The Court finds that the judicial emergency and large criminal docket in the Western District of Texas weighs in favor of transfer.
ii. The local interest in having localized interests decided at home favors transfer.
"This public interest factor considers whether the dispute at issue has a closer factual connection with the transferee or the transferor venue." Qualls v. Prewett Enterprises, Inc., 594 F.Supp.3d 813, 825 (S.D. Tex. 2022) (internal citations omitted). "This factor generally favors the venue where the acts giving rise to the lawsuit occurred." Id.
The Union argues that this factor weighs in favor of transfer for the reasons outlined in Part I-the material events underlying this suit occurred in the Northern District of Illinois. Mot. 22, ECF No. 19. The Pilots respond that this district is the more appropriate district because one of the nine pilot plaintiffs resided in the Western District of Texas when he was terminated, whereas none of the plaintiffs reside in the Northern District of Illinois. Resp. 11, ECF No. 25. However, the root of this lawsuit comes from the Union's negotiations on behalf of its union members, not the firing of each individual member by United, a non-party. Compl. 14-15, ECF No. 1. Thus, the Court finds that this factor favors transfer.
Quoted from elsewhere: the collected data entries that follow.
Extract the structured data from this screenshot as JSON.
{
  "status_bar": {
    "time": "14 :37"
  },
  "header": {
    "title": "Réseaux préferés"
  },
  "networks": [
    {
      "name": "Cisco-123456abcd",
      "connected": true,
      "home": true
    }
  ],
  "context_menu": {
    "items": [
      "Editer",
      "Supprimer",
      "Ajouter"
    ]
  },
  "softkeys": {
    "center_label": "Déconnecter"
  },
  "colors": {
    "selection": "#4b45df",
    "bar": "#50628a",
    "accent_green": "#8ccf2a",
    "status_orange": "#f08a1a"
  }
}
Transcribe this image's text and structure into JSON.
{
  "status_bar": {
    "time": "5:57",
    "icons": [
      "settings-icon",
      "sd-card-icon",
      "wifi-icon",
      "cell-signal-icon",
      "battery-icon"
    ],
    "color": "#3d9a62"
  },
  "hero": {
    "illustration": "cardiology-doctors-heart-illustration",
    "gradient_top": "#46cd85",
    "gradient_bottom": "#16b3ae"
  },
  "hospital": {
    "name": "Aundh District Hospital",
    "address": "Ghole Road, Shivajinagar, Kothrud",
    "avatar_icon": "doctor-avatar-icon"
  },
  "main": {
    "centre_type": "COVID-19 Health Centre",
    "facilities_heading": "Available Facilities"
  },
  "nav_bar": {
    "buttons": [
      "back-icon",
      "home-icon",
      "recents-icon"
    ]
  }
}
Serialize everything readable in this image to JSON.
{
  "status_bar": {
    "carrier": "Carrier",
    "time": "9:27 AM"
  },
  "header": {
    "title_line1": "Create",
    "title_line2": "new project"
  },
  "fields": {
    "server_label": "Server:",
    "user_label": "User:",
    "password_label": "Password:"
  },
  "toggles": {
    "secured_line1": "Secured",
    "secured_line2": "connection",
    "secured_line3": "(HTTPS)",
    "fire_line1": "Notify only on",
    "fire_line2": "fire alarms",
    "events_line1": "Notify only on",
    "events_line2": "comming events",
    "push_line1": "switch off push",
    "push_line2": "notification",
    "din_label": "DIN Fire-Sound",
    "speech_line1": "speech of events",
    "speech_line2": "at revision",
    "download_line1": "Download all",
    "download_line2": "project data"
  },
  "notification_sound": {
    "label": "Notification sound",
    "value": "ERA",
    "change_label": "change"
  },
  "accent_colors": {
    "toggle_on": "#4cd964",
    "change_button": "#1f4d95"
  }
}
On April 24. 2023 the Union filed a Notice alerting the Court to two cases that also “involve United's vaccine mandate and the religious accommodations offered.” Notice 1, ECF No. 30. Both cases are currently pending in the United States District Court for the Northern District of Illinois. Id. at 1-2. This information also weighs in favor of transfer. See Tice v. Pro Football, Inc., 812 F.Supp. 255, 257 (D.D.C. 1993) (“It is pointless to keep separated two highly related cases ... ”).
CONCLUSION
The Court finds that a substantial part of the negotiations and decisions around the Union's response to United Airlines's mandatory vaccination program took place in the Northern District of Illinois. Consequently, it is a valid venue for this case. After analyzing the private and public interest factors laid out in Volkswagen, this Court finds that the relative access to sources of proof, the administrative difficulties flowing from court congestion, and the local interest in having localized interests decided at home weigh in favor of transferring the case. 545 F.3d at 315. The other factors are neutral. Hence, venue is “clearly more convenient” in the Northern District of Illinois and the Union's Motion should be granted. Id.
Accordingly, IT IS HEREBY ORDERED that Defendant Airline Pilots Association, International's (“the Union”) “Contested Motion to Transfer Venue [ ]” (“Motion”), ECF No. 19, is GRANTED.
IT IS FURTHER ORDERED that the above-captioned case be TRANSFERRED to the Northern District of Illinois.
IT IS FINALLY ORDERED that Defendant Airline Pilots Association, International's (“the Union”) “Motion to Dismiss,” ECF No. 20, is DENIED AS MOOT.